Vidauban has a hot-summer Mediterranean climate (Köppen climate classification Csa). The average annual temperature in Vidauban is 15.6 C. The average annual rainfall is 1008.5 mm with November as the wettest month. The temperatures are highest on average in July, at around 24.8 C, and lowest in January, at around 7.7 C. The highest temperature ever recorded in Vidauban was 41.1 C on 28 June 2026; the coldest temperature ever recorded was -7.4 C on 12 February 2012.

Climate data for Vidauban (1991−2020 normals, extremes 2009−present)

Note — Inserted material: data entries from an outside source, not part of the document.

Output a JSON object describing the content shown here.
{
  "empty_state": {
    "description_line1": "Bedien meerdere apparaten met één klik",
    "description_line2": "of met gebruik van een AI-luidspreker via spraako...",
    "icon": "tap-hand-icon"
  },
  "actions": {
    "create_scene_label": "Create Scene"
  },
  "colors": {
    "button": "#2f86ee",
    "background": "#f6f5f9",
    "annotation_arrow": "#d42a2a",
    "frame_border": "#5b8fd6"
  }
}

| Month | Jan | Feb | Mar | Apr | May | Jun | Jul | Aug | Sep | Oct | Nov | Dec | Year |
| Record high °C (°F) | 21.0 (69.8) | 24.4 (75.9) | 25.2 (77.4) | 29.5 (85.1) | 35.7 (96.3) | 41.1 (106.0) | 40.1 (104.2) | 40.4 (104.7) | 34.7 (94.5) | 33.5 (92.3) | 24.1 (75.4) | 20.0 (68.0) | 41.1 (106.0) |
| Mean daily maximum °C (°F) | 11.4 (52.5) | 12.5 (54.5) | 15.9 (60.6) | 19.2 (66.6) | 22.5 (72.5) | 27.4 (81.3) | 30.9 (87.6) | 31.0 (87.8) | 26.6 (79.9) | 21.3 (70.3) | 15.5 (59.9) | 12.0 (53.6) | 20.5 (68.9) |
| Daily mean °C (°F) | 7.7 (45.9) | 8.0 (46.4) | 11.1 (52.0) | 14.1 (57.4) | 17.2 (63.0) | 21.8 (71.2) | 24.8 (76.6) | 24.8 (76.6) | 21.0 (69.8) | 16.6 (61.9) | 11.7 (53.1) | 8.5 (47.3) | 15.6 (60.1) |
| Mean daily minimum °C (°F) | 4.0 (39.2) | 3.6 (38.5) | 6.3 (43.3) | 9.1 (48.4) | 11.9 (53.4) | 16.1 (61.0) | 18.7 (65.7) | 18.6 (65.5) | 15.5 (59.9) | 12.0 (53.6) | 8.0 (46.4) | 5.0 (41.0) | 10.7 (51.3) |
| Record low °C (°F) | −4.0 (24.8) | −7.4 (18.7) | −2.5 (27.5) | −0.2 (31.6) | 4.6 (40.3) | 9.4 (48.9) | 12.8 (55.0) | 12.9 (55.2) | 5.8 (42.4) | 1.1 (34.0) | −2.5 (27.5) | −5.2 (22.6) | −7.4 (18.7) |
| Average precipitation mm (inches) | 77.7 (3.06) | 93.8 (3.69) | 84.0 (3.31) | 72.7 (2.86) | 54.0 (2.13) | 67.2 (2.65) | 16.1 (0.63) | 20.7 (0.81) | 58.6 (2.31) | 145.1 (5.71) | 210.7 (8.30) | 107.9 (4.25) | 1,008.5 (39.70) |
| Average precipitation days (≥ 1.0 mm) | 5.8 | 7.2 | 6.6 | 6.6 | 5.7 | 3.6 | 1.8 | 2.7 | 4.2 | 6.8 | 9.3 | 6.6 | 66.8 |
Source: Météo-France

==Population==
Since the beginning of the 1980s Vidauban has experienced strong population growth. Within 20 years the population has more than doubled.